Monday, 6 May 2013

abbey road

While the others went to London Zoo on this bank holiday, I did the thing at the top of my 'London things I still haven't done' list, and after twenty-three years here finally went up to Abbey Road. It's fascinating. There is a live webcam on the Abbey Road Studios website where at all times you can watch people crossing and taking photos of people crossing the zebra crossing from the cover of Abbey Road - once you start watching it's hard to tear your eyes off it. (Although in fact it's not the crossing, exactly, because sometime between then and now they moved it a few metres south).

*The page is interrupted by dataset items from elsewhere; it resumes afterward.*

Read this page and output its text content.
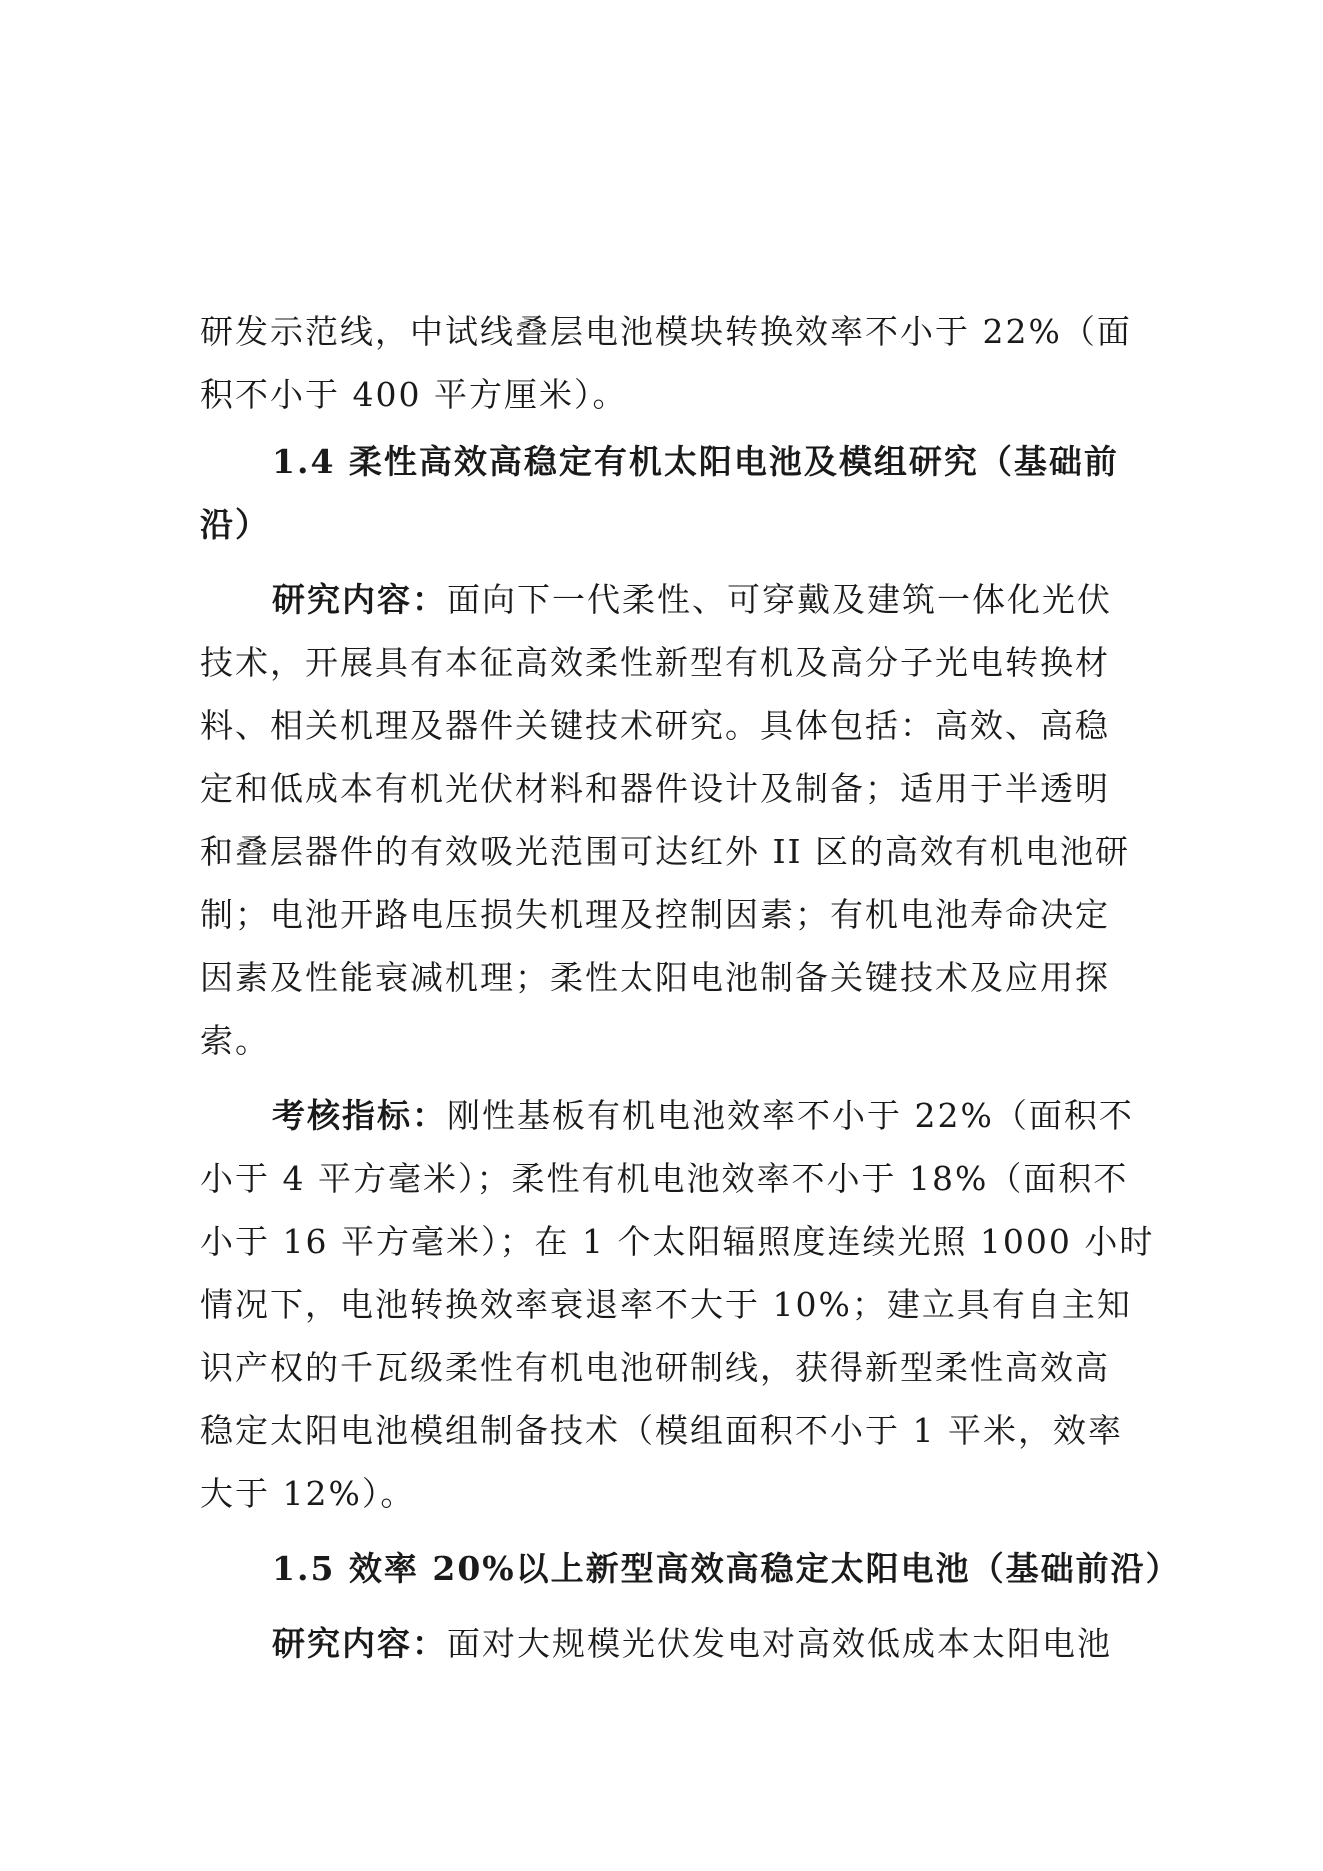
研发示范线，中试线叠层电池模块转换效率不小于 22%（面
积不小于 400 平方厘米）。

1.4 柔性高效高稳定有机太阳电池及模组研究（基础前
沿）

研究内容：面向下一代柔性、可穿戴及建筑一体化光伏
技术，开展具有本征高效柔性新型有机及高分子光电转换材
料、相关机理及器件关键技术研究。具体包括：高效、高稳
定和低成本有机光伏材料和器件设计及制备；适用于半透明
和叠层器件的有效吸光范围可达红外 II 区的高效有机电池研
制；电池开路电压损失机理及控制因素；有机电池寿命决定
因素及性能衰减机理；柔性太阳电池制备关键技术及应用探
索。

考核指标：刚性基板有机电池效率不小于 22%（面积不
小于 4 平方毫米）；柔性有机电池效率不小于 18%（面积不
小于 16 平方毫米）；在 1 个太阳辐照度连续光照 1000 小时
情况下，电池转换效率衰退率不大于 10%；建立具有自主知
识产权的千瓦级柔性有机电池研制线，获得新型柔性高效高
稳定太阳电池模组制备技术（模组面积不小于 1 平米，效率
大于 12%）。

1.5 效率 20%以上新型高效高稳定太阳电池（基础前沿）

研究内容：面对大规模光伏发电对高效低成本太阳电池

The wall outside the studio (which has a smaller street-front than you'd expect, and a plaque to Edward Elgar on it) - and outside the unfortunate block next door - is covered with graffiti, which is cleaned off every few months. You can see where the webcam is, in the studio car park, and stand at the studio gates and wave at it. Whether you do that or not, once you've done your crossing you can go onto the website where they keep hourly archives (for that day only, it looks like) and then take a still of yourself and download or upload it. I found myself (about ten to and five past ten), but don't think I'd have known it was me if I hadn't known it was me; cctv footage of a terror suspect is what it put me in mind of.

Watching people, in the flesh and online, what strikes you most is how often the crossers either walk in a really exaggerated way or freeze, as if they're having their portrait taken by a Victorian photographer. Also, of course, you feel sorry for the traffic. Regarding the photographers, a few (fool-)hardy souls do go into the middle of the road for maximum accuracy, but it's striking how many people just take the photo from the pavement (mostly getting it right, looking north) and not the superior safe location of the monument at the road junction (which you can see in the centre rear of the webcam image and is where I spent most of my time, watching the show). The monument is a memorial to Edward Onslow Ford, an artist I was not familiar with; the sculpted figure - which was worth seeing - is, appropriately enough, of a muse.

Apart from the sculpture of the muse, my other favourite thing about the visit was the *other* zebra crossing, a minute up the road - poor, sad, neglected thing. I took some photos of it too; I felt like applauding the family I saw actually use it.